A la ceremonia anual del día de la liberación asistieron los pocos sobrevivientes que todavía están en capacidad de hacer el viaje, para dar testimonio del horror de este lugar, y para advertir que el peligro de repetir la historia está vigente. “La guerra y el caos pueden aparecer en cualquier momento ―dijo una de las sobrevivientes―. No hay tal cosa como el ‘nunca más’”. Y tiene razón.
Justamente hace pocos días, políticos de derecha en Alemania se reunieron en una videoconferencia con Elon Musk.

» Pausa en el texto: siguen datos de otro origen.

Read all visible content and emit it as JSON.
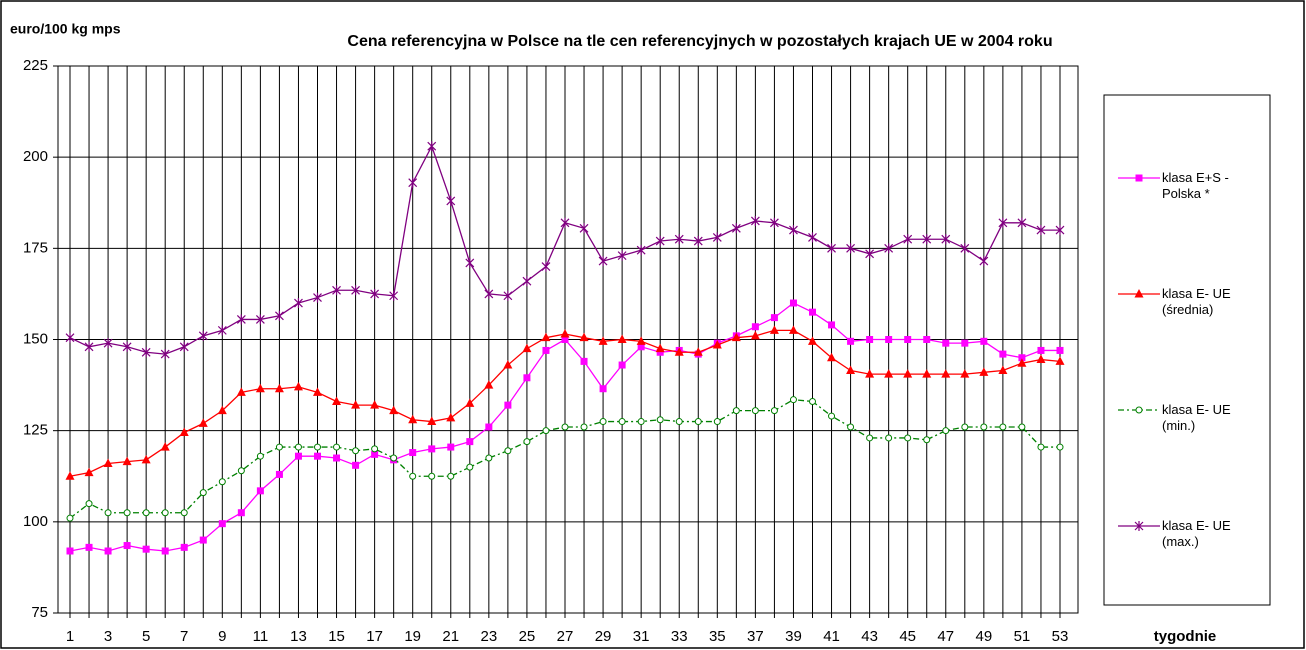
{
  "chart_data": {
    "type": "line",
    "title": "Cena referencyjna w Polsce na tle cen referencyjnych w pozostałych krajach UE w 2004 roku",
    "y_label": "euro/100 kg mps",
    "x_label": "tygodnie",
    "categories": [
      1,
      null,
      3,
      null,
      5,
      null,
      7,
      null,
      9,
      null,
      11,
      null,
      13,
      null,
      15,
      null,
      17,
      null,
      19,
      null,
      21,
      null,
      23,
      null,
      25,
      null,
      27,
      null,
      29,
      null,
      31,
      null,
      33,
      null,
      35,
      null,
      37,
      null,
      39,
      null,
      41,
      null,
      43,
      null,
      45,
      null,
      47,
      null,
      49,
      null,
      51,
      null,
      53
    ],
    "ylim": [
      75,
      225
    ],
    "yticks": [
      75,
      100,
      125,
      150,
      175,
      200,
      225
    ],
    "grid": true,
    "legend": "right",
    "series": [
      {
        "name": "klasa E+S - Polska *",
        "color": "#ff00ff",
        "marker": "square",
        "values": [
          92,
          93,
          92,
          93.5,
          92.5,
          92,
          93,
          95,
          99.5,
          102.5,
          108.5,
          113,
          118,
          118,
          117.5,
          115.5,
          118.5,
          117,
          119,
          120,
          120.5,
          122,
          126,
          132,
          139.5,
          147,
          150,
          144,
          136.5,
          143,
          148,
          146.5,
          147,
          146,
          149,
          151,
          153.5,
          156,
          160,
          157.5,
          154,
          149.5,
          150,
          150,
          150,
          150,
          149,
          149,
          149.5,
          146,
          145,
          147,
          147
        ]
      },
      {
        "name": "klasa E- UE (średnia)",
        "color": "#ff0000",
        "marker": "triangle",
        "values": [
          112.5,
          113.5,
          116,
          116.5,
          117,
          120.5,
          124.5,
          127,
          130.5,
          135.5,
          136.5,
          136.5,
          137,
          135.5,
          133,
          132,
          132,
          130.5,
          128,
          127.5,
          128.5,
          132.5,
          137.5,
          143,
          147.5,
          150.5,
          151.5,
          150.5,
          149.5,
          150,
          149.5,
          147.5,
          146.5,
          146.5,
          148.5,
          150.5,
          151,
          152.5,
          152.5,
          149.5,
          145,
          141.5,
          140.5,
          140.5,
          140.5,
          140.5,
          140.5,
          140.5,
          141,
          141.5,
          143.5,
          144.5,
          144
        ]
      },
      {
        "name": "klasa E- UE (min.)",
        "color": "#008000",
        "marker": "circle",
        "dashed": true,
        "values": [
          101,
          105,
          102.5,
          102.5,
          102.5,
          102.5,
          102.5,
          108,
          111,
          114,
          118,
          120.5,
          120.5,
          120.5,
          120.5,
          119.5,
          120,
          117.5,
          112.5,
          112.5,
          112.5,
          115,
          117.5,
          119.5,
          122,
          125,
          126,
          126,
          127.5,
          127.5,
          127.5,
          128,
          127.5,
          127.5,
          127.5,
          130.5,
          130.5,
          130.5,
          133.5,
          133,
          129,
          126,
          123,
          123,
          123,
          122.5,
          125,
          126,
          126,
          126,
          126,
          120.5,
          120.5
        ]
      },
      {
        "name": "klasa E- UE (max.)",
        "color": "#800080",
        "marker": "star",
        "values": [
          150.5,
          148,
          149,
          148,
          146.5,
          146,
          148,
          151,
          152.5,
          155.5,
          155.5,
          156.5,
          160,
          161.5,
          163.5,
          163.5,
          162.5,
          162,
          193,
          203,
          188,
          171,
          162.5,
          162,
          166,
          170,
          182,
          180.5,
          171.5,
          173,
          174.5,
          177,
          177.5,
          177,
          178,
          180.5,
          182.5,
          182,
          180,
          178,
          175,
          175,
          173.5,
          175,
          177.5,
          177.5,
          177.5,
          175,
          171.5,
          182,
          182,
          180,
          180
        ]
      }
    ]
  }
}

La consigna del rally fue que no podían sentirse culpables por los crímenes nazis que cometieron sus abuelos y que su responsabilidad era la “grandeza de Alemania”, un discurso tristemente familiar.
Por todas partes hay brotes de odio y también de populismo (de izquierda o de derecha, al final da lo mismo). El mundo está girando hacia una radicalización que abomina contra los inmigrantes, que promueve la “purificación” de su país o de su región y que mira al otro con suspicacia. De nuevo han estallado guerras por control de territorios, y otra vez los líderes mundiales se encuentran barajando las cartas para proponer un nuevo orden. Por todas partes, los partidos populistas dicen lo que la gente quiere escuchar y con cantos de sirena y promesas de riqueza y estabilidad atraen a sus votantes, muchos de los cuales ignoran, o simplemente olvidan, que ya en los años treinta hubo una promesa similar que desembocó en un guerra tremenda y en un Holocausto en el que murieron más de seis millones de inocentes.
Aquella casa terrible, en la que vivió tan tranquila la familia Höss, es un recordatorio cotidiano de que podemos estar cerca, tal vez al otro lado de un muro, y escoger no mirar lo que ocurre adentro. Podemos ignorar el daño que se le infringe al otro, contentándonos porque no somos nosotros las víctimas y tal vez porque, a costa del otro, nosotros tenemos más. Pero olvidamos que el hombre no es una isla, sino un continente, y cuando una parte de la humanidad sufre, tarde o temprano, todos acabaremos sufriendo.